One caring moment? After four years of studies and formation, I remember when, at my ordination liturgy and Mass, the head of formation verbally ‘testified’ to our worthiness to be ordained (on behalf of his position representing the Church). We were then asked by Archbishop Charles Chaput to stand up, to turn around and face the 800 or so assembled family members and guests. Thunderous applause broke out. My family was near enough for me to see them. I believe that an adult son had tears streaming down his cheeks -- this from a non-practicing young man who cared enough to be present at this special time in my life.

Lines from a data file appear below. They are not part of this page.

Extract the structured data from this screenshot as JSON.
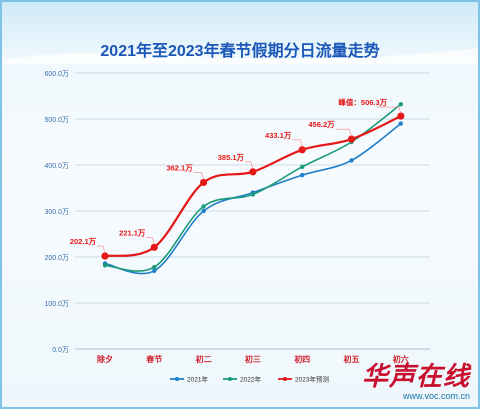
{
  "chart_data": {
    "type": "line",
    "title": "2021年至2023年春节假期分日流量走势",
    "categories": [
      "除夕",
      "春节",
      "初二",
      "初三",
      "初四",
      "初五",
      "初六"
    ],
    "y_ticks": [
      "0.0万",
      "100.0万",
      "200.0万",
      "300.0万",
      "400.0万",
      "500.0万",
      "600.0万"
    ],
    "ylim": [
      0,
      600
    ],
    "grid": true,
    "legend_position": "bottom",
    "series": [
      {
        "name": "2021年",
        "color": "#1f7fc8",
        "values": [
          186,
          170,
          300,
          340,
          378,
          410,
          490
        ]
      },
      {
        "name": "2022年",
        "color": "#1a9a78",
        "values": [
          182,
          178,
          310,
          336,
          396,
          450,
          532
        ]
      },
      {
        "name": "2023年预测",
        "color": "#e61717",
        "values": [
          202.1,
          221.1,
          362.1,
          385.1,
          433.1,
          456.2,
          506.3
        ]
      }
    ],
    "data_labels": [
      "202.1万",
      "221.1万",
      "362.1万",
      "385.1万",
      "433.1万",
      "456.2万",
      "峰值：506.3万"
    ]
  },
  "colors": {
    "title": "#1a57b8",
    "frame": "#7fc4e8",
    "label": "#e61717",
    "axis_text": "#3b6fa8"
  },
  "watermark": {
    "logo": "华声在线",
    "url": "www.voc.com.cn"
  }
}
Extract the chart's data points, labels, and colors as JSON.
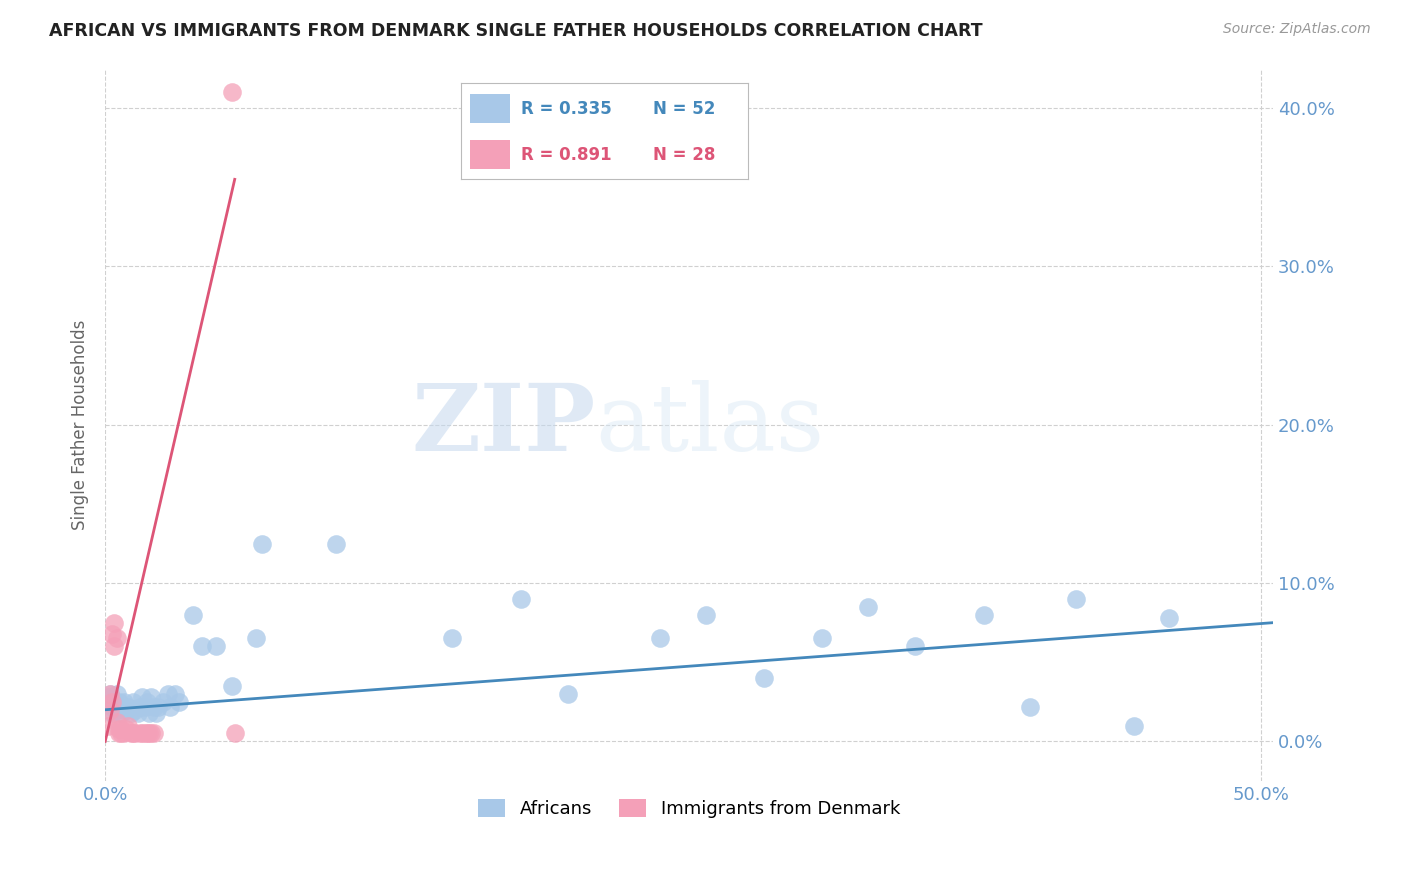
{
  "title": "AFRICAN VS IMMIGRANTS FROM DENMARK SINGLE FATHER HOUSEHOLDS CORRELATION CHART",
  "source": "Source: ZipAtlas.com",
  "ylabel": "Single Father Households",
  "xlim": [
    0,
    0.505
  ],
  "ylim": [
    -0.025,
    0.425
  ],
  "grid_color": "#d0d0d0",
  "background_color": "#ffffff",
  "africans_color": "#a8c8e8",
  "denmark_color": "#f4a0b8",
  "africans_line_color": "#4488bb",
  "denmark_line_color": "#dd5577",
  "legend_R_africans": "R = 0.335",
  "legend_N_africans": "N = 52",
  "legend_R_denmark": "R = 0.891",
  "legend_N_denmark": "N = 28",
  "africans_x": [
    0.001,
    0.002,
    0.003,
    0.003,
    0.004,
    0.005,
    0.005,
    0.006,
    0.007,
    0.007,
    0.008,
    0.009,
    0.01,
    0.011,
    0.012,
    0.013,
    0.014,
    0.015,
    0.016,
    0.017,
    0.018,
    0.019,
    0.02,
    0.021,
    0.022,
    0.023,
    0.025,
    0.027,
    0.028,
    0.03,
    0.032,
    0.038,
    0.042,
    0.048,
    0.055,
    0.065,
    0.068,
    0.1,
    0.15,
    0.18,
    0.2,
    0.24,
    0.26,
    0.285,
    0.31,
    0.33,
    0.35,
    0.38,
    0.4,
    0.42,
    0.445,
    0.46
  ],
  "africans_y": [
    0.028,
    0.03,
    0.022,
    0.018,
    0.025,
    0.03,
    0.02,
    0.025,
    0.018,
    0.022,
    0.025,
    0.02,
    0.022,
    0.018,
    0.025,
    0.02,
    0.018,
    0.022,
    0.028,
    0.022,
    0.025,
    0.018,
    0.028,
    0.022,
    0.018,
    0.022,
    0.025,
    0.03,
    0.022,
    0.03,
    0.025,
    0.08,
    0.06,
    0.06,
    0.035,
    0.065,
    0.125,
    0.125,
    0.065,
    0.09,
    0.03,
    0.065,
    0.08,
    0.04,
    0.065,
    0.085,
    0.06,
    0.08,
    0.022,
    0.09,
    0.01,
    0.078
  ],
  "denmark_x": [
    0.001,
    0.002,
    0.002,
    0.003,
    0.003,
    0.004,
    0.004,
    0.005,
    0.005,
    0.006,
    0.006,
    0.007,
    0.007,
    0.008,
    0.009,
    0.01,
    0.011,
    0.012,
    0.013,
    0.015,
    0.016,
    0.017,
    0.018,
    0.019,
    0.02,
    0.021,
    0.055,
    0.056
  ],
  "denmark_y": [
    0.01,
    0.02,
    0.03,
    0.025,
    0.068,
    0.075,
    0.06,
    0.065,
    0.012,
    0.005,
    0.008,
    0.005,
    0.008,
    0.005,
    0.008,
    0.01,
    0.005,
    0.005,
    0.005,
    0.005,
    0.005,
    0.005,
    0.005,
    0.005,
    0.005,
    0.005,
    0.41,
    0.005
  ],
  "denmark_line_x": [
    0.0,
    0.056
  ],
  "denmark_line_y": [
    0.0,
    0.355
  ],
  "africans_line_x": [
    0.0,
    0.505
  ],
  "africans_line_y": [
    0.02,
    0.075
  ],
  "x_ticks": [
    0.0,
    0.5
  ],
  "y_ticks": [
    0.0,
    0.1,
    0.2,
    0.3,
    0.4
  ]
}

A tender moment? I vividly recall a time that I was delivering the weekend homilies at our parish back in Estes Park, Colorado. The church is a gorgeous, small-mountain town type place of worship. There’s an intimacy for those in the front sections; they were able to see my expressions and emotions, and I could see their’s.

The weekend that comes to mind was when I was preaching about emotional wounds that many of us carry -- some carrying them like heavy baggage all through our lives. I spoke about having in my own life a father wound. I shared at this Sunday Mass about having a father who seemed disappointed in me. He was never that happy around me, and was mostly remote. In my processing of and reaction to this, I was smart-mouthed, sometimes insulting and unloving. In that Colorado homily, I shared about how sorry I was that I had never healed the relationship with my dad (or mom) while they were alive. And now they were deceased.

But what I did share was that I eventually went to the cemetery in Windsor, Canada where they are buried. It was a warm, sunny summer day. I went to their gravesite and I knelt down. I prayed for their forgiveness and I told them how sorry I was for my sinful behavior of earlier years. I told them I would pray for them. I asked for reconciliation and then I walked over to the car that I had driven there. I opened the doors and invited my parents to get into the car and to take a ride to a family reunion that I was attending. It was a family reunion for my late mom’s family. And since that time, I’ve become a daily Mass goer, and have prayed for them hundreds and hundreds of times. It is a part of my inner healing from wounds that I carried for years.

How well I remember delivering this homily in Colorado and seeing a man about my age sitting there with tears streaming.... streaming down his cheeks. I don’t know whether I was ‘opening’ a painful wound that he carried, or whether he was being ‘called’ to start a similar reconciliation in his own life. I’ll never know.

But I am convinced that many of us carry the baggage of painful wounds in our lives. Each of us come from differing circumstances. We may struggle with self-hatred, resentments, undue concern about sins we’ve committed and confessed, anger, guilt -- our wounds are as many and as ‘mixed’ as the variations on the theme of the brokenness of original sin.

The wounds that we carry, like mine can originate from events of a generation or more ago. And yet they damage true happiness at times such as Christmas or New Years. I read once about the example of trying to push a basketball down deep into the water at a pool. The further we push down, the more the ball struggles to free itself from our grasp. That image comes from the struggle so many of us have to repress our wounds.

And so -- if it sounds like a too-unhappy a topic to be bringing up at the season of the newborn Christ-child, remember that He said ‘Remain in Me and I remain in you. And ‘come to Me, all of you who labor and are burdened, and I will give you rest.’

And so my prayer for any who might see this is a prayerful wish for healing one or more of the demons you carry with you in the form of wounds. This in turn can become a great gift to those around us: they are blessed by the healing of our inner wounds.

And so we pray:

“Lord Jesus Christ, I come to You and ask You to be present from the moment of my conception to this very moment, filling me with your infinite love and mercy; filling me with every grace and blessing: gifts to heal every hurt that I carry. Hurts known; wounds unknown.

Provide me with the fatherly or motherly love that I may not have had according to your plan. Provide me with forgiveness for parents or siblings or others who have hurt me in my walk in life.

As I journey through each new day in the New Year, I ask you to cleanse, heal and refresh me. Refresh and renew my life that I may be the gift to others that may have been missing in my earlier years. Help me to love and appreciate the gift of acceptance that I know you will give to me. Hold me close to you. Heal my wounds. Amen.”

I pray for you a holy and blessed Christmas, and a healing and happy New Year.